Exercises You Can Do At Your Desk

Posted May 23 2012 - 2:24pm

No matter how much fun that swivel chair is at work, it may be what’s destroying any hope you had for a flat stomach. Slouching over a computer all day is bound to reverse all those crunches you’ve been doing every morning.
 
Well, as it turns out, your desk job doesn’t have to stand in the way of that perfect bikini bod this summer (or a fit body anytime). Her Campus spoke with fitness expert Keli Calabrese to find out what exercises you can do at work. Here are some of her top suggestions. The best part:  you can do them without even leaving your chair!
 
desk work job girl stretching her arms at her desk computer binders graphs pie charts
 
*Do about 20 reps of each exercise.
 
Exercise Band
 
An exercise band is the perfect workout item to keep at your desk, says Calabrese. It’s super portable, can be stowed away in a drawer for whenever you need it, comes in almost any color imaginable, and costs only about $4.00.
 
Reverse Fly:
In this exercise, you should feel the triceps, shoulders, and your upper back working as you stretch the band.
 
Exercises where you sit up tall and use your upper body are great for when you’re “hinged forward at your desk all day,” says Calabrese.
 
resistance band exercises while sitting in a chair brunette doing arm exercises work out fitnessarm stretches arm workout resistance ban girl doing resistance band workouts in chair at work workout exercise fitness
 
Sit up tall in your chair. Holding the exercise band as resistance, take your arms out straight in front of you. Pull your arms out to the side. Bring arms back in front to repeat.
 
Bicep Curls:
bicep curls resistance band workout at work girl doing arm exercises in a chair sit down workout weights exercise fitnessThese are similar to a regular bicep curl with weights. At work though, you can get the same results using the exercise band – except you won’t have to haul around two ten- pound weights.
 

 
Sit on the edge of your seat, with your feet flat on the ground. Place the middle of the band under your feet. Hold one end of the band in each hand. Starting with your arms straight down, bend your elbows and pull your arms up towards your shoulders. Return to the starting position.
 
Lateral Pull:
 This exercise will work your shoulders, biceps, and upper back.
 
lateral pull resistance band seated workout girl working out in a chair exercise fitness shoulder muscleslateral pulls resistance band arm workouts without weights girl working out in a chair sit down workout fitness exercise
 
Sit up tall in your chair, back straight. Start with arms straight overhead, one end of the band in each hand. Bring arms down to the side, bending your elbows. Stop when elbows reach shoulder-height. Bring both arms back to starting position.
 
Rolling Chair
 
All you need for these exercises is a desk chair with wheels. If yours doesn’t have wheels, you can still do the incline bench or sit-squat exercises!
 
Incline Bench:
 
incline bench pushups on a chair at your desk workout exercise fitnessThis one will work your arms, shoulders, and back.
 
Use either a desk or your chair as a fill-in incline bench. Stand close to the desk or chair, then take one big step back. Keep your feet planted, and lean forward so your palms land on the surface of the desk or chair. Bend your elbows as you would in a normal push-up.
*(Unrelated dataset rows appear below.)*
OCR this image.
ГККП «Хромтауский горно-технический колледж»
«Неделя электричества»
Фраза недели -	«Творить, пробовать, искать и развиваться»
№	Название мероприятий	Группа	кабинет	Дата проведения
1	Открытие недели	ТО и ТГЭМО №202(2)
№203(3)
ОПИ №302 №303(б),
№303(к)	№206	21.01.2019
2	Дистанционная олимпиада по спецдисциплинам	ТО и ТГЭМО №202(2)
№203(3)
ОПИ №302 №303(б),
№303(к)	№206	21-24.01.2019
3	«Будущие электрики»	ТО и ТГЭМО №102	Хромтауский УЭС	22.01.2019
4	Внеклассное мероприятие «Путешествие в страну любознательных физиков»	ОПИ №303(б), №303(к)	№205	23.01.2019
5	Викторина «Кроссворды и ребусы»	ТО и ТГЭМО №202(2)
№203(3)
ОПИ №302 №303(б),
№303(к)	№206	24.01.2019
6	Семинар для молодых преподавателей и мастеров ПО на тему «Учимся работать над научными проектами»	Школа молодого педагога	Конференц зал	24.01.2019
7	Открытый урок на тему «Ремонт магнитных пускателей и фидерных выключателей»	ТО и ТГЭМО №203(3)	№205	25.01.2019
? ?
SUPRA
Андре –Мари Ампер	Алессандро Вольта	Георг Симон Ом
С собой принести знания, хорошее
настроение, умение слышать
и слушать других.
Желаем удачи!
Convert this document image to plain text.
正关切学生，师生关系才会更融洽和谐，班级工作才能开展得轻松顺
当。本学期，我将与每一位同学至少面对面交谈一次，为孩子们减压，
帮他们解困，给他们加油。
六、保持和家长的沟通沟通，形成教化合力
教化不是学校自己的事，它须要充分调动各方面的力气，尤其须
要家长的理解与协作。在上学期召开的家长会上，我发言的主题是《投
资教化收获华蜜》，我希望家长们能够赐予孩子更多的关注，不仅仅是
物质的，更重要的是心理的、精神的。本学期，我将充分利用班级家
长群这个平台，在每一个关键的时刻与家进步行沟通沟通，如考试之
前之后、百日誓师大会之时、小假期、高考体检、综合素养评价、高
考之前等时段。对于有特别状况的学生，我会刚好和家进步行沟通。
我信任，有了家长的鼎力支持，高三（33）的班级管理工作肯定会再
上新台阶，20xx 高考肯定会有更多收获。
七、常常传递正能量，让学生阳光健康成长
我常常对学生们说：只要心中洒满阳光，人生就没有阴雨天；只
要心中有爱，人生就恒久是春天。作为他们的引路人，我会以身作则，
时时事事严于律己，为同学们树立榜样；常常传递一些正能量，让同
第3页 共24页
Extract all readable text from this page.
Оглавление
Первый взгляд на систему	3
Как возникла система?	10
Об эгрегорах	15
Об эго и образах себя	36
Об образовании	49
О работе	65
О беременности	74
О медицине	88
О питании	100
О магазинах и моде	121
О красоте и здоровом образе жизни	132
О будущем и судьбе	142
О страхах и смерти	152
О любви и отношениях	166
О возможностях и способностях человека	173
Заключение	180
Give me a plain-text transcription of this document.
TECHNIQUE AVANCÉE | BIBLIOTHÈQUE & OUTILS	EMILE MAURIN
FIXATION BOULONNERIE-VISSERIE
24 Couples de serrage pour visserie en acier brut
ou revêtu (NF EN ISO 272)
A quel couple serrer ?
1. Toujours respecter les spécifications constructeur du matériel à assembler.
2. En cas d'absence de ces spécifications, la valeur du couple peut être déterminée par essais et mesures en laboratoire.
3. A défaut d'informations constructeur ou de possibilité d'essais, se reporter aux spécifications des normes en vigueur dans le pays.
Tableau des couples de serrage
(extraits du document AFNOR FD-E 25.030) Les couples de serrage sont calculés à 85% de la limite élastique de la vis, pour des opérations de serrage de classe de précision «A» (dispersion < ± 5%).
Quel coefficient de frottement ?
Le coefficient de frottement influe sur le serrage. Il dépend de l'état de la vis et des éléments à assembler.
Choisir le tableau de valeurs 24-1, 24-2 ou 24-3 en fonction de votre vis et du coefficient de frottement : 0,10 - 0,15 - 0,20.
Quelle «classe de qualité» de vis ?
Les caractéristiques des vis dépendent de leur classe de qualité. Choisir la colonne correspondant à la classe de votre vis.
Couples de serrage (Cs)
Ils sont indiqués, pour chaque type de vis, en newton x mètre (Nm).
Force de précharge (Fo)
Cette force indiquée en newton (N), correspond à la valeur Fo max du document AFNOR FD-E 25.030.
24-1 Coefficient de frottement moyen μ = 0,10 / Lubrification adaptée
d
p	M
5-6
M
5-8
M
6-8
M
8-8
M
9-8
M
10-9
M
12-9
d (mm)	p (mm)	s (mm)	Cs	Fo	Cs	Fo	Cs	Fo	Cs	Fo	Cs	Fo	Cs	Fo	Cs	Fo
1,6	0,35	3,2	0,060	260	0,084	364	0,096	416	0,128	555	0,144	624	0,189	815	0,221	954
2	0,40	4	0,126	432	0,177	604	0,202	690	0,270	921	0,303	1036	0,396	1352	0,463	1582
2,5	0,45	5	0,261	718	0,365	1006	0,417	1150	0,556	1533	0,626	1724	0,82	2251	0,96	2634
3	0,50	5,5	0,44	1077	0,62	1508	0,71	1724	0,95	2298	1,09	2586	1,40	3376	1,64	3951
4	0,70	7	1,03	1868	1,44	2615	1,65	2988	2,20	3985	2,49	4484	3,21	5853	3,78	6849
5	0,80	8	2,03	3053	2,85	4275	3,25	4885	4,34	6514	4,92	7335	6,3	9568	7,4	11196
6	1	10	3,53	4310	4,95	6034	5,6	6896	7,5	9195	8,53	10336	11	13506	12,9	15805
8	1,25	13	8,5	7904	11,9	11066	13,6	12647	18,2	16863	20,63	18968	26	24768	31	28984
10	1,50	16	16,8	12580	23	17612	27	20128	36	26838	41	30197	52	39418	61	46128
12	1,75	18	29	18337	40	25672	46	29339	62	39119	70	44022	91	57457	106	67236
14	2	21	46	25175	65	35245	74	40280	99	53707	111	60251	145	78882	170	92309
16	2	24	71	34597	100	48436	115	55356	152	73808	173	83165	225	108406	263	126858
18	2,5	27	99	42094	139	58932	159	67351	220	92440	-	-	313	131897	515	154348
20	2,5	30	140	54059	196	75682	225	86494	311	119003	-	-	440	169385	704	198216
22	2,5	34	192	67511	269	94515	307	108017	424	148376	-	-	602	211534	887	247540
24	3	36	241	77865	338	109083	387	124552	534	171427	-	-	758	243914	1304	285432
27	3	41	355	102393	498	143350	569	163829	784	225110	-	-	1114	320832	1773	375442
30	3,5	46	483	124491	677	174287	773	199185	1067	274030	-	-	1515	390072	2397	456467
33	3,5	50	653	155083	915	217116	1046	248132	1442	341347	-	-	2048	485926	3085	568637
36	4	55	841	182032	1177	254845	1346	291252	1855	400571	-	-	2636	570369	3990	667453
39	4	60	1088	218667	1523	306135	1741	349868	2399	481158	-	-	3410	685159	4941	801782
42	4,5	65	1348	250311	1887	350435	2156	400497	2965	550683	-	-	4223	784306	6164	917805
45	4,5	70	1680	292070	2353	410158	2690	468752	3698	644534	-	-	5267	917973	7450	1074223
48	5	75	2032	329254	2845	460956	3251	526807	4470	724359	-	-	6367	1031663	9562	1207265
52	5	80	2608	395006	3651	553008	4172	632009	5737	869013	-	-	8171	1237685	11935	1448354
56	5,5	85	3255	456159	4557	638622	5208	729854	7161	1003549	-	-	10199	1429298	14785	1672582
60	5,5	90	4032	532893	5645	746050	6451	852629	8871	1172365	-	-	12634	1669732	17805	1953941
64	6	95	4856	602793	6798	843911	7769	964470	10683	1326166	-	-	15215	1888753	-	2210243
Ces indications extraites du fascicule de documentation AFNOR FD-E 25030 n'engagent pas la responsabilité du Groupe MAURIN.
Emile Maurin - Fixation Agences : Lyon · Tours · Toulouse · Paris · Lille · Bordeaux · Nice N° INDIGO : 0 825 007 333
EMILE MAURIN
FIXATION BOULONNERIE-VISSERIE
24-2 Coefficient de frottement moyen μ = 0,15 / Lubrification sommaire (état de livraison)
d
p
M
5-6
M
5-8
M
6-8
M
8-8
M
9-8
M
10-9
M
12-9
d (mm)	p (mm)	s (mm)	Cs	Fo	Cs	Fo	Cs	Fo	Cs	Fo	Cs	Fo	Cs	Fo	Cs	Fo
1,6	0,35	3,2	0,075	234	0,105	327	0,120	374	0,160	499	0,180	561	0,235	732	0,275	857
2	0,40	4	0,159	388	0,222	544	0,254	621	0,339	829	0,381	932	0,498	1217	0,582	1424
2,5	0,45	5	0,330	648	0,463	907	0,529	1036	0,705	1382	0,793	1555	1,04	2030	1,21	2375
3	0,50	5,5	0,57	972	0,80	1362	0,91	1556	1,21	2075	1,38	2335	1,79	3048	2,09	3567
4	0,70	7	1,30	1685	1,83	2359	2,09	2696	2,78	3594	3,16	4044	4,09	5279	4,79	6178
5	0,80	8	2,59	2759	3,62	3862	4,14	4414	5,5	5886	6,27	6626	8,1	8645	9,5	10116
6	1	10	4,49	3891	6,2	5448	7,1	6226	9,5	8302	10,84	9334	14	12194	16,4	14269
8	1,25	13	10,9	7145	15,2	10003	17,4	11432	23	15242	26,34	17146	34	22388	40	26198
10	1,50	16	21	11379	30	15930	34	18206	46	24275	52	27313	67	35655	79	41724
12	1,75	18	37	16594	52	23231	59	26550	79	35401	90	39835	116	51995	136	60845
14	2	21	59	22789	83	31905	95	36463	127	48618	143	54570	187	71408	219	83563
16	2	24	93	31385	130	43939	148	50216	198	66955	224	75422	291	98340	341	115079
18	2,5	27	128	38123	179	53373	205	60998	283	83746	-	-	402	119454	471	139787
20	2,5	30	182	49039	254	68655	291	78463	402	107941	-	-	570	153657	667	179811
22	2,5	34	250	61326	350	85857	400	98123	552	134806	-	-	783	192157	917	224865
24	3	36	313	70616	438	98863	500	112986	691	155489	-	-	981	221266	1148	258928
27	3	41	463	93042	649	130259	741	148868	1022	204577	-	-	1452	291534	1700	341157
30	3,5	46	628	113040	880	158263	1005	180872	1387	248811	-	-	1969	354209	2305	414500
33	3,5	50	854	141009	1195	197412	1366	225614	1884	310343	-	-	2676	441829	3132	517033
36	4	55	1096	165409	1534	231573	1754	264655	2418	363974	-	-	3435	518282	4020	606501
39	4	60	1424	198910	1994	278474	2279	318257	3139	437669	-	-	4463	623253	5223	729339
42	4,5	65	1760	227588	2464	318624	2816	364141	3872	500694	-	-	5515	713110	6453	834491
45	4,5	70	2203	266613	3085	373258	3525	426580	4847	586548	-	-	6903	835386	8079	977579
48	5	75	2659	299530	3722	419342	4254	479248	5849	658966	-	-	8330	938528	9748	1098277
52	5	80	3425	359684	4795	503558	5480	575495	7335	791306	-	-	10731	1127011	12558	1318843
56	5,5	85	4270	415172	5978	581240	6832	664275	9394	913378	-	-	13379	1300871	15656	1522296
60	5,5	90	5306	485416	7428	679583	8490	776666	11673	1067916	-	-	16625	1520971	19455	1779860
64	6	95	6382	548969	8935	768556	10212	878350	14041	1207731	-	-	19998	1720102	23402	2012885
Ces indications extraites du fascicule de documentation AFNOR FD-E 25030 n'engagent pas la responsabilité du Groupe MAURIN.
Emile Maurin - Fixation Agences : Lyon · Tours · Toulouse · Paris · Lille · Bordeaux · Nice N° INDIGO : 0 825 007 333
Then straighten arms, and repeat.
 
Chair Rolls:
 This exercise is similar to using an exercise ball. It works your core, legs, and back.
 
Sit up tall in your chair. Dig your heels into the floor and push the chair back. Roll the chair front and back, just using your feet.
 
Sit and Squat:
  Looking for that perfect thigh-burning exercise for the office? This one’s it!
 
Start by simply sitting in your chair. Stand up, without moving the chair, then squat to sit back down. To make this a little harder and to really feel the burn, hold the squat (hovering just above the seat of the chair) for a few seconds.
 
Stretches
 
As with any exercise routine, always take the time to stretch. Calabrese says these stretches are also perfect to get the kinks out of your neck after a long day, or as a quick break from your work.
 
Back Twist:
Sit up in your chair. Rotate your upper body to the right, grabbing the back of the chair with your right hand. Hold for 20 seconds. Return to center, then switch sides.
 
Neck Pull:
Face straight ahead while sitting in a chair. Place left hand under the chair. Use the right hand to gently pull the neck towards your shoulder. Hold for 20 seconds. Return to center, then switch sides.
 
If you’re looking to get up out of your chair for a few minutes, and get your heart rate pumping a bit, Calabrese recommends these exercises:
 

  •  Jog around your desk a few times, then switch directions
  • Do 20-30 jumping jacks
  • Jump up and down on two feet
  • Jog in place, bringing your knees up close to your chest each time
  • Simulate a few boxing moves: punch, punch, jab, jab

 
Want the fastest way to add some fitness to your workday? Always take the stairs!